Added Grunis, “If there is agreement between the two sides there is no problem establishing a court for property issues, but without social exclusion orders or the involvement of state institutions.”
High Court Justice Salim Joubran said that the rabbinical court had “no authority at all to determine a process that is being conducted in the civil courts. Is a rabbinical court permitted to punish someone who turned to a legal court?” he questioned.
Because H.K. turned to the civil court to deal with the construction of the porch by her neighbor, an independent rabbinical court operating in Elad, just east of Petah Tikva, issued the social exclusion writ against her.
It informed the community that she should be treated as “someone who has lifted up their hand against the Law of Moses,” and transgressed the laws of “mesira,” delivering a Jew into secular or non-Jewish legal authorities.
Edicts were posted on notice boards around the city announcing the imposition of this social exclusion, and as a result of this decree, H.K. says she can barely leave the house for fear of being spat on and verbally abused.
She claims that at least one of her daughters was denied a place in high school because of the decree.
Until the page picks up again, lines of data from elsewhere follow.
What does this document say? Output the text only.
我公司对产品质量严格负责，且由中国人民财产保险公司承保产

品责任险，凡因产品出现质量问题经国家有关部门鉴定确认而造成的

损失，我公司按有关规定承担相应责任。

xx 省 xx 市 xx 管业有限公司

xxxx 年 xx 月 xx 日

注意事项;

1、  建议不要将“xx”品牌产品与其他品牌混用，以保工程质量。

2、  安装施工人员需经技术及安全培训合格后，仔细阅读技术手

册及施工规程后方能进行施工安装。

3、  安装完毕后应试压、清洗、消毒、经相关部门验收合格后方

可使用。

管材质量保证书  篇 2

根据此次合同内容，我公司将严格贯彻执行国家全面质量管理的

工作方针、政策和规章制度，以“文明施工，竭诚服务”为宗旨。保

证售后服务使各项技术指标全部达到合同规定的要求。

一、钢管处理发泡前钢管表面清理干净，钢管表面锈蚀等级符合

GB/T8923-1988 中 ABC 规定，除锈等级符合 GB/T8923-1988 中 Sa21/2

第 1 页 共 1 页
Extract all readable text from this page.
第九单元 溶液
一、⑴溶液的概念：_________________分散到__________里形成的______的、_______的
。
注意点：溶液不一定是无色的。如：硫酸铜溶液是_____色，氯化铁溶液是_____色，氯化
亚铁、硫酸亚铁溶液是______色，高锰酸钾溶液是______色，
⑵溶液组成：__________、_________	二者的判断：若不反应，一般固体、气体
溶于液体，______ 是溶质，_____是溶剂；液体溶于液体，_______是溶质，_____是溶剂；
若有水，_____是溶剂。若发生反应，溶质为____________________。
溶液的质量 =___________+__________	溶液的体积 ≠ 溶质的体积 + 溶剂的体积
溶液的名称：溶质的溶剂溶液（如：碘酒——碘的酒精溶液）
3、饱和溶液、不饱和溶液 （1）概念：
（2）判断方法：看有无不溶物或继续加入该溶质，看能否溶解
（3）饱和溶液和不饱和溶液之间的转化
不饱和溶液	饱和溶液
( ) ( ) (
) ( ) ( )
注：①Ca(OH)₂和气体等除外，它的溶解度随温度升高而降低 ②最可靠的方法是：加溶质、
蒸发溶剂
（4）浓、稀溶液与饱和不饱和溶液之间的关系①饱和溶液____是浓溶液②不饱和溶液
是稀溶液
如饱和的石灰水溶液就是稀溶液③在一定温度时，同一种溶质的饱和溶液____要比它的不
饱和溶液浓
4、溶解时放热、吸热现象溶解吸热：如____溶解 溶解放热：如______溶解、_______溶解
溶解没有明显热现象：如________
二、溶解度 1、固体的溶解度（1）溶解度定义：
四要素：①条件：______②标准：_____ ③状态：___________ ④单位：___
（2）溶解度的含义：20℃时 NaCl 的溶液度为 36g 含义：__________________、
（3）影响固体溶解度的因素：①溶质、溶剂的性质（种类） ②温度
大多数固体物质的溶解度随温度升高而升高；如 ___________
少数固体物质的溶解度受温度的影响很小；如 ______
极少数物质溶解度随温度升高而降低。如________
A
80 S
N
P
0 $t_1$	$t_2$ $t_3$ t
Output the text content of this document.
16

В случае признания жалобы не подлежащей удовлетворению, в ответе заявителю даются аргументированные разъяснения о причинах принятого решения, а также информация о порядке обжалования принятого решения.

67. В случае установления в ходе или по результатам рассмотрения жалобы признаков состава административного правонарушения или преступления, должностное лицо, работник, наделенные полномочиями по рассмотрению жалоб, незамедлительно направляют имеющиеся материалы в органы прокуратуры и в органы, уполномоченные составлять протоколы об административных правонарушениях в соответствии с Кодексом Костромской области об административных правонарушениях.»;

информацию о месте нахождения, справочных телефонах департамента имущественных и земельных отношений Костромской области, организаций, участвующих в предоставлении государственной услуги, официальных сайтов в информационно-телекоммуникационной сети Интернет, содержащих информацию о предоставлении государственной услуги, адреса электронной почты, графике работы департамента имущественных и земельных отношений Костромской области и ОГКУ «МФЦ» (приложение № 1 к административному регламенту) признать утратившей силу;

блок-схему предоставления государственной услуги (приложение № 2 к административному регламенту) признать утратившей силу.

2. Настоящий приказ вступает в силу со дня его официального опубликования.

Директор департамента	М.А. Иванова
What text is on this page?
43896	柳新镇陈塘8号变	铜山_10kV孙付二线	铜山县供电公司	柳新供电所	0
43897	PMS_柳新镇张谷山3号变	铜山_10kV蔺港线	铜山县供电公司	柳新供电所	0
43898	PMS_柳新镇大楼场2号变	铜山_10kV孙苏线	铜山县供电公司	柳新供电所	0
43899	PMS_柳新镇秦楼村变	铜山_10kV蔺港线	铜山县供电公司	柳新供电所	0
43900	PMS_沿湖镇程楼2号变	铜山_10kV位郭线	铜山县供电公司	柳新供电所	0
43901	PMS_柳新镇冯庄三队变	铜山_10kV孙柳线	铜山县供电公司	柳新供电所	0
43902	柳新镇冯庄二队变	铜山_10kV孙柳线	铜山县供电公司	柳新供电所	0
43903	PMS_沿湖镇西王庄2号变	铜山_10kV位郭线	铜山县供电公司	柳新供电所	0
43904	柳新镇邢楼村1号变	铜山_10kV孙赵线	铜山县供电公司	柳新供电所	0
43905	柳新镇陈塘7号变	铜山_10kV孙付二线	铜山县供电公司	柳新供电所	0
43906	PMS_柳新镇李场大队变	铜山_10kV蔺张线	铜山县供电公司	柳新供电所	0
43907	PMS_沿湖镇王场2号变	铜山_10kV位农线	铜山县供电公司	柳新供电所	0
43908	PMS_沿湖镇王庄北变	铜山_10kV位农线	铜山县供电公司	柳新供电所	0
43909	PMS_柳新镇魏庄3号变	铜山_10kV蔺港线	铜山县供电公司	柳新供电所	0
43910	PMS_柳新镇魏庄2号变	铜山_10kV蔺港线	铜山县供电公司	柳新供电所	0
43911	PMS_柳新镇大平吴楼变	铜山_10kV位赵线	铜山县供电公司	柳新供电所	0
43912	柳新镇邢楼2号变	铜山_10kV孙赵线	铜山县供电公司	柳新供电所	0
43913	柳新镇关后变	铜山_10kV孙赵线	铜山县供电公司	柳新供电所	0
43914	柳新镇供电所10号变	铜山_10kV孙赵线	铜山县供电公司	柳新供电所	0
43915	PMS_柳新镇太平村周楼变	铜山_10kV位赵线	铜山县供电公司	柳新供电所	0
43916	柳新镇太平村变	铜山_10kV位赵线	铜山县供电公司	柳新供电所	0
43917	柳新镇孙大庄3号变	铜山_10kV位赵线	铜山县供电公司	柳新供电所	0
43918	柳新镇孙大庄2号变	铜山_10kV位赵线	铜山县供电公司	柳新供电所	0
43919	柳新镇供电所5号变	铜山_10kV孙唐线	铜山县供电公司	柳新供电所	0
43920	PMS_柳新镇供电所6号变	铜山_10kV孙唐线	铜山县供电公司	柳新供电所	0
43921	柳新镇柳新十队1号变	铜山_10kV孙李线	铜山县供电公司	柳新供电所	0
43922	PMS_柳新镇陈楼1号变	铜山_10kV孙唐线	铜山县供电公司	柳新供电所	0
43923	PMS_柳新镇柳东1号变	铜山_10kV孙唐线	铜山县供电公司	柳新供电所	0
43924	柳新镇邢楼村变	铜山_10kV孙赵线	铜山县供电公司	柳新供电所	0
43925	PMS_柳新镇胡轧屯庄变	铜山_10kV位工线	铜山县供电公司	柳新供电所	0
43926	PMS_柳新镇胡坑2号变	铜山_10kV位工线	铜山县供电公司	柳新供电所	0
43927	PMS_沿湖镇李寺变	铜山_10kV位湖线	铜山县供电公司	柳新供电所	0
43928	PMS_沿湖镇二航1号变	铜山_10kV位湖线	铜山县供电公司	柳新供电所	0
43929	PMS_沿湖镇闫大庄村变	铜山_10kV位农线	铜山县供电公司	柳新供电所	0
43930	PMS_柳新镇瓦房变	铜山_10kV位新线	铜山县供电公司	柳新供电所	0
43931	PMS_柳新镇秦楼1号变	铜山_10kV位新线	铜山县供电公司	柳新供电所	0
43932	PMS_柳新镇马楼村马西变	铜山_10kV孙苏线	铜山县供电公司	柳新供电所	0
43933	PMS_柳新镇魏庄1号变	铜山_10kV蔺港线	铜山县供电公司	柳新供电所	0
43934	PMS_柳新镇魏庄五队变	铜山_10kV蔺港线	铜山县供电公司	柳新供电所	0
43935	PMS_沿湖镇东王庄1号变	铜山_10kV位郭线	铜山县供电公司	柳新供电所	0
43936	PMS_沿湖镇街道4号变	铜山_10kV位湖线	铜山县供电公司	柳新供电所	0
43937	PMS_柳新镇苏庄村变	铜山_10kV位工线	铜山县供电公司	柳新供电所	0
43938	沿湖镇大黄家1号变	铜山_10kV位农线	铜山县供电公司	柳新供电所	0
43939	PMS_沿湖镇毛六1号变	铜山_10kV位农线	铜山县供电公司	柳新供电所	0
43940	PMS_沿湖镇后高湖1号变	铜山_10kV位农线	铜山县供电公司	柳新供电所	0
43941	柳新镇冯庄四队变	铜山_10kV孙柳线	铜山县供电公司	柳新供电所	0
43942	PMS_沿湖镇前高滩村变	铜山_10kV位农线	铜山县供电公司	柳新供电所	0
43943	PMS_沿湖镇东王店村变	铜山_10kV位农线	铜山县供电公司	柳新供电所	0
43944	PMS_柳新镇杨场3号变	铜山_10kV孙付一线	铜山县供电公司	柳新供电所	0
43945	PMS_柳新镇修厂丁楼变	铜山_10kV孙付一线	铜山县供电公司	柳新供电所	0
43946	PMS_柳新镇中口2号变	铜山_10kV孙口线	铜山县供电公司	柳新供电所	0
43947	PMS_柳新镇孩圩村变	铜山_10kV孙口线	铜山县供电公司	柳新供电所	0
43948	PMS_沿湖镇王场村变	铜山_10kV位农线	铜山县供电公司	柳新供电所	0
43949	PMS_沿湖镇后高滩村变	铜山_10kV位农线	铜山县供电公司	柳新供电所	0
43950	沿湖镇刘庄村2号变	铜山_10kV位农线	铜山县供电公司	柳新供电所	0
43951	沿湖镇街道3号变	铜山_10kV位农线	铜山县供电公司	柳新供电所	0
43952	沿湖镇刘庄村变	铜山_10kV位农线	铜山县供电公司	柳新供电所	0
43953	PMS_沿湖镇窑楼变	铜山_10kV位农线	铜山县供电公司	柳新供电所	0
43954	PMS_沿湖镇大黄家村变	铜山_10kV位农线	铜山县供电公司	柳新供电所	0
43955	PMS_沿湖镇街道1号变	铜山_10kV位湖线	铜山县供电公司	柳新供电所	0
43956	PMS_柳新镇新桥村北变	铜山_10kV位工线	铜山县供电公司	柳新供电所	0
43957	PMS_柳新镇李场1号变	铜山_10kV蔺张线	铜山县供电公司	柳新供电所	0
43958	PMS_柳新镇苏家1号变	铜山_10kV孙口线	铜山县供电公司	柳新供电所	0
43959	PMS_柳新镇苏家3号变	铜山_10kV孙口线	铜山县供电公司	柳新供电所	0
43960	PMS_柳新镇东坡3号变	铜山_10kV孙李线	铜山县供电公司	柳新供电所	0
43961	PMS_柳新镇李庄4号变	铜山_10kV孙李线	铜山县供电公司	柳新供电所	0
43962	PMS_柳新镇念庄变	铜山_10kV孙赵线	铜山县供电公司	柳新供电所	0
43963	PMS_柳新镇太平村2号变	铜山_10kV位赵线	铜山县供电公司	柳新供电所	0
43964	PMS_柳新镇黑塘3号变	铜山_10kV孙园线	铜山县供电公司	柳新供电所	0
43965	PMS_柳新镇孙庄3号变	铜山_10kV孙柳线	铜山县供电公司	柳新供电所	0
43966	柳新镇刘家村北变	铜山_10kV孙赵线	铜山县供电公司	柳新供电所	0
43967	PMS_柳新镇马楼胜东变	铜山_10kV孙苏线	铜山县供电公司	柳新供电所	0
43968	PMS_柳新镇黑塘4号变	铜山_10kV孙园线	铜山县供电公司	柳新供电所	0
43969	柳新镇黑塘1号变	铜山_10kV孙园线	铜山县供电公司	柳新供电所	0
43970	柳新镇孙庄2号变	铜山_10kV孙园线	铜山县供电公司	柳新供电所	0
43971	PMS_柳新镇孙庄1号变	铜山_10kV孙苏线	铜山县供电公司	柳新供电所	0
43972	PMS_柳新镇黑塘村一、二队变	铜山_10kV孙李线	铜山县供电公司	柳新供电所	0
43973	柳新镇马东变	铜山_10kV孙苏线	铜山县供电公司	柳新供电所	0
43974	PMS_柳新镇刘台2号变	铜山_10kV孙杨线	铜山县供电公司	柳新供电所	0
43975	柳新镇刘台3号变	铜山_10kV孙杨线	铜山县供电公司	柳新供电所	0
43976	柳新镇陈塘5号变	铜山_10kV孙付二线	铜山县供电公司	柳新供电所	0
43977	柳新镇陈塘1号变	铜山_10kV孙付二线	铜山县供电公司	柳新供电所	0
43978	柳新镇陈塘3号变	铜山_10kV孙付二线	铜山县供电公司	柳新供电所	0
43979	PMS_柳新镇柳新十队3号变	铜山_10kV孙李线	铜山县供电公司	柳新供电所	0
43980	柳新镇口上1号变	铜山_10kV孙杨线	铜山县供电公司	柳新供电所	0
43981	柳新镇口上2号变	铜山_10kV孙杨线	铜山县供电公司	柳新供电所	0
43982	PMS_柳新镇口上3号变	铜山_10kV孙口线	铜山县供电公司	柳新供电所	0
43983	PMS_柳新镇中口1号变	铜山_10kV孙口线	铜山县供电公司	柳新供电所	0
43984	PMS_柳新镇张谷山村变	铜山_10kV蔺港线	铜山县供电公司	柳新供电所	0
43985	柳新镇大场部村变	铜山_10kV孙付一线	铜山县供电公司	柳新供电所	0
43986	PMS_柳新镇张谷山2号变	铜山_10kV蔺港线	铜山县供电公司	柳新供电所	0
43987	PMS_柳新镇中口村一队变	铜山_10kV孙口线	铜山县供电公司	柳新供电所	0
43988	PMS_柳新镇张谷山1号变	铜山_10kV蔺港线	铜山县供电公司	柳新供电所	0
She says that she can no longer go to synagogue because of the stigma and social ostracism it has caused.
According the Hiddush religious freedom lobbying organization that filed the High Court petition on behalf of H.K., she has to all intents and purposes been banished from communal life in the city and will not be able to continue living there. The petition states that she has suffered from severe psychological stress due to this social ostracism.
Uri Regev, the Reform rabbi and attorney that heads Hiddush, said that many people in the haredi community find themselves in a similar position as H.K., but do not take action since they fear even greater retribution from the rabbinical courts.
“It requires great personal courage to deal with this issue in a civil court, and therefore it is vital that the court recognize the importance of the relief requested by this appeal for the defense of others around the country who are exposed to the threat of a social exclusion order, who bow their heads in submission to this criminal extortion, citizens who suffer from the arbitrary, illegal, unilateral, extremist and brutal nature of such decrees,” said Regev.
The defendants have to submit their response to the High Court by December 31.
“According to the best of our knowledge, Rabbi Malka’s name did not appear on the writ, although this does not negate the responsibility that it [the writ] was issued in the name of the rabbinical court which is run by Rabbi Malka,” the Chief Rabbinate has said regarding the case.
“Rabbi Malka wished to clarify that his position in terms of Jewish law is that writs of social exclusion should not be used at all, and he will investigate how and why his directives were violated.”